Éléments actionnables
Pour les CEO et dirigeants en quête d’impact, l’article propose des lignes directrices concrètes :
Construire un récit clair et modulable :
- Définir un message central aligné sur l’identité et la mission.
- Décliner ce message selon les parties prenantes (employés, clients, investisseurs, régulateurs).
- Utiliser la régularité (lettres annuelles, town halls, prises de parole externes) comme instruments de résonance.
Faire de la culture une priorité personnelle :
- Consacrer du temps visible à la culture (au moins 20 % de son agenda).

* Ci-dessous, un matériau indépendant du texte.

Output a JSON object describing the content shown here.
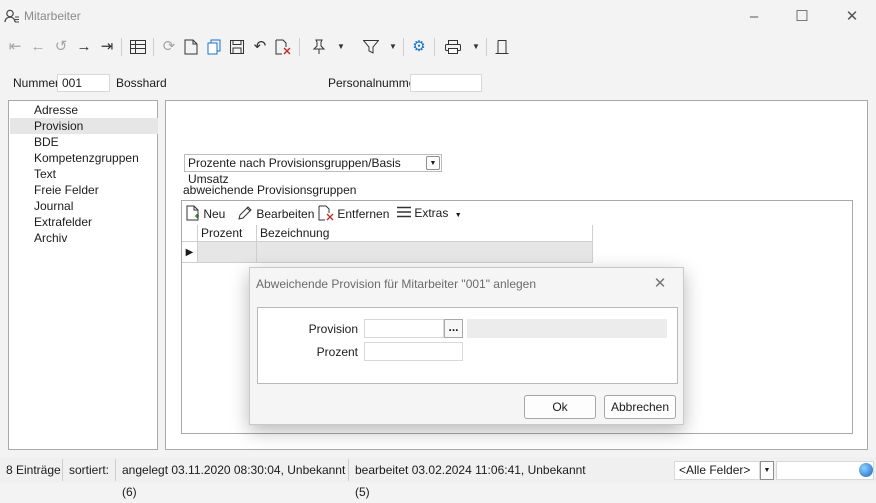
{
  "window": {
    "title": "Mitarbeiter"
  },
  "header": {
    "nummer_label": "Nummer",
    "nummer_value": "001",
    "name": "Bosshard",
    "personalnummer_label": "Personalnummer",
    "personalnummer_value": ""
  },
  "nav": {
    "items": [
      {
        "label": "Adresse"
      },
      {
        "label": "Provision"
      },
      {
        "label": "BDE"
      },
      {
        "label": "Kompetenzgruppen"
      },
      {
        "label": "Text"
      },
      {
        "label": "Freie Felder"
      },
      {
        "label": "Journal"
      },
      {
        "label": "Extrafelder"
      },
      {
        "label": "Archiv"
      }
    ]
  },
  "provision": {
    "mode_selected": "Prozente nach Provisionsgruppen/Basis Umsatz",
    "section_label": "abweichende Provisionsgruppen",
    "toolbar": {
      "new": "Neu",
      "edit": "Bearbeiten",
      "remove": "Entfernen",
      "extras": "Extras"
    },
    "columns": [
      "Prozent",
      "Bezeichnung"
    ]
  },
  "dialog": {
    "title": "Abweichende Provision für Mitarbeiter \"001\" anlegen",
    "provision_label": "Provision",
    "provision_button": "...",
    "prozent_label": "Prozent",
    "ok": "Ok",
    "cancel": "Abbrechen"
  },
  "status": {
    "count": "8 Einträge",
    "sorted": "sortiert:",
    "created": "angelegt 03.11.2020 08:30:04, Unbekannt (6)",
    "edited": "bearbeitet 03.02.2024 11:06:41, Unbekannt (5)",
    "filter_value": "<Alle Felder>"
  }
}
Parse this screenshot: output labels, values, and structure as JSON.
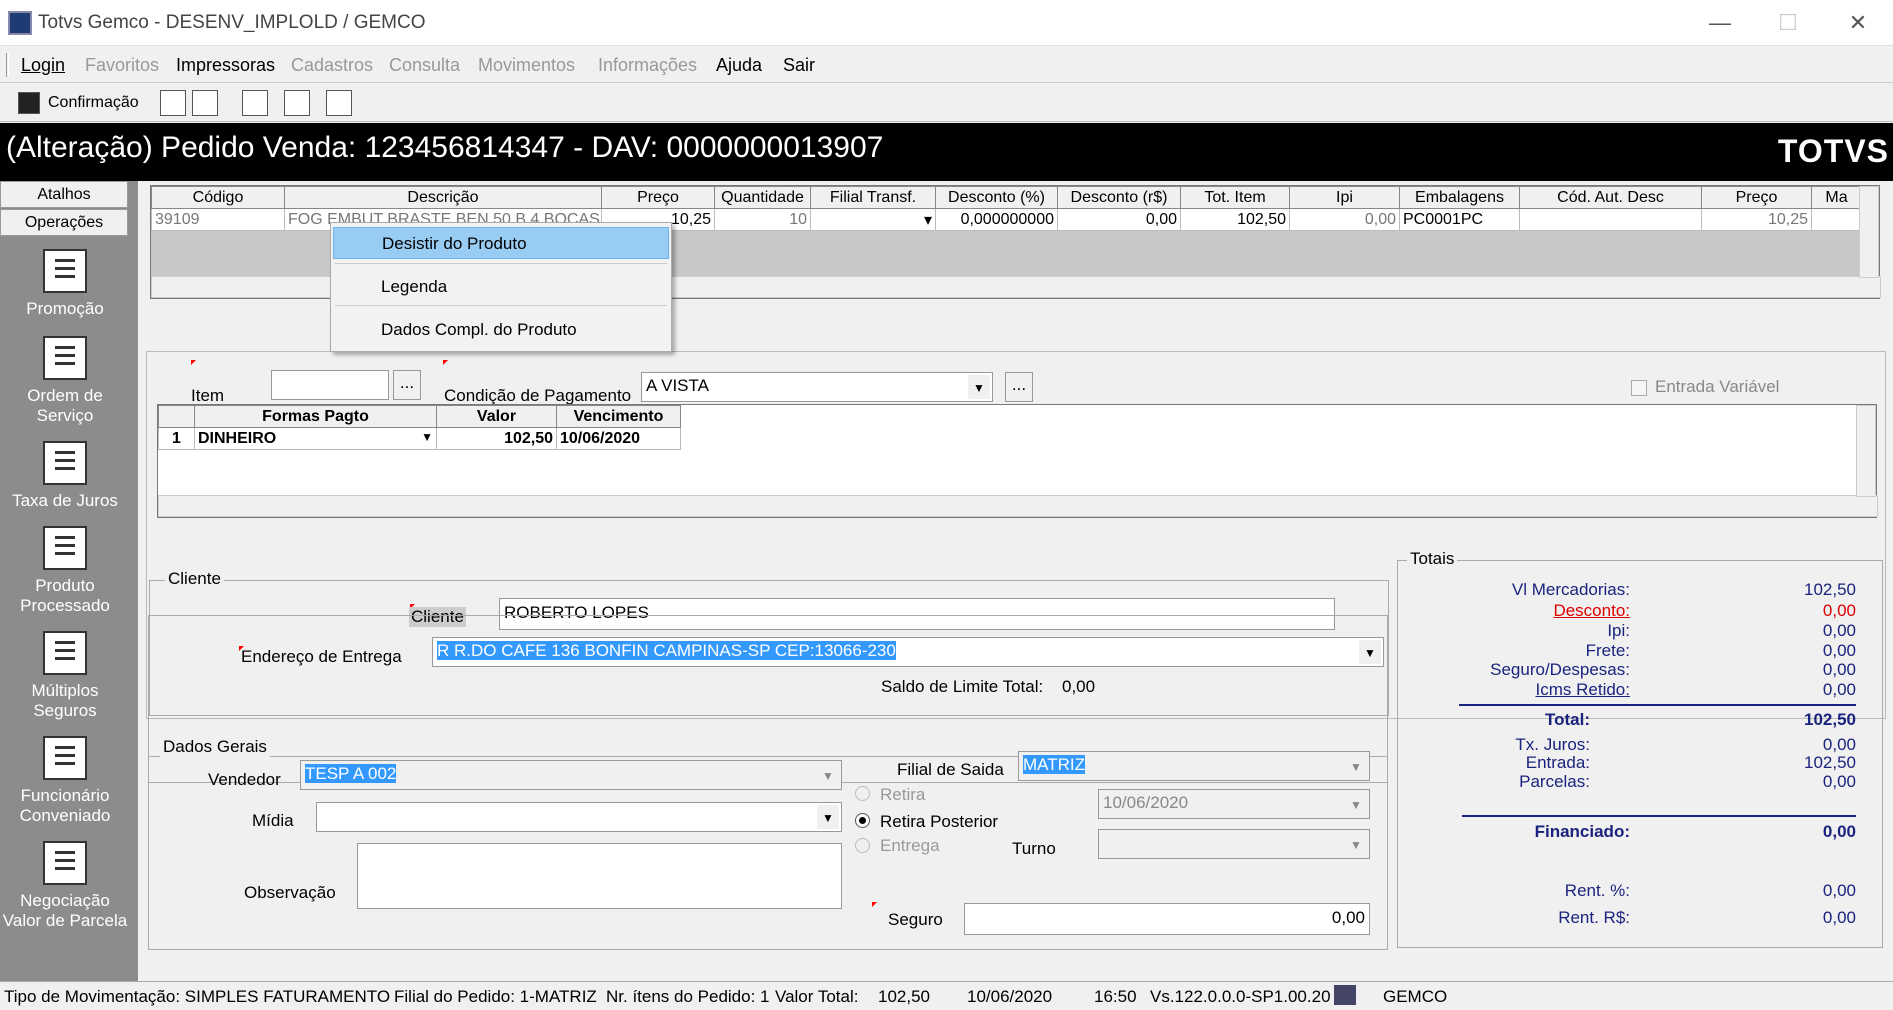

- Être exemplaire dans les comportements (l’exemplarité est plus parlante que les discours).
- Activer le top management comme relais narratif, créant une équipe de « co-storytellers ».
Définir des principes de prise de parole en crise :
- Alignement : intervenir uniquement sur les sujets où l’entreprise a légitimité et valeurs en jeu.
- Cohérence : garder une ligne stable, éviter l’opportunisme médiatique.
- Action : accompagner chaque parole d’actes visibles (investissements, politiques internes, partenariats).
- Temps long : replacer chaque crise dans une trajectoire durable.
Conclusion
Le CEO Storytelling n’est pas une option. Dans une économie où la confiance est rare et les crises fréquentes, le dirigeant est attendu comme narrateur principal : il doit donner sens, porter la culture et incarner la cohérence entre valeurs et actions.
En résumé :
- Sans récit, pas de cohésion.
- Sans culture incarnée, pas de performance durable.
- Sans courage dans les moments critiques, pas de crédibilité.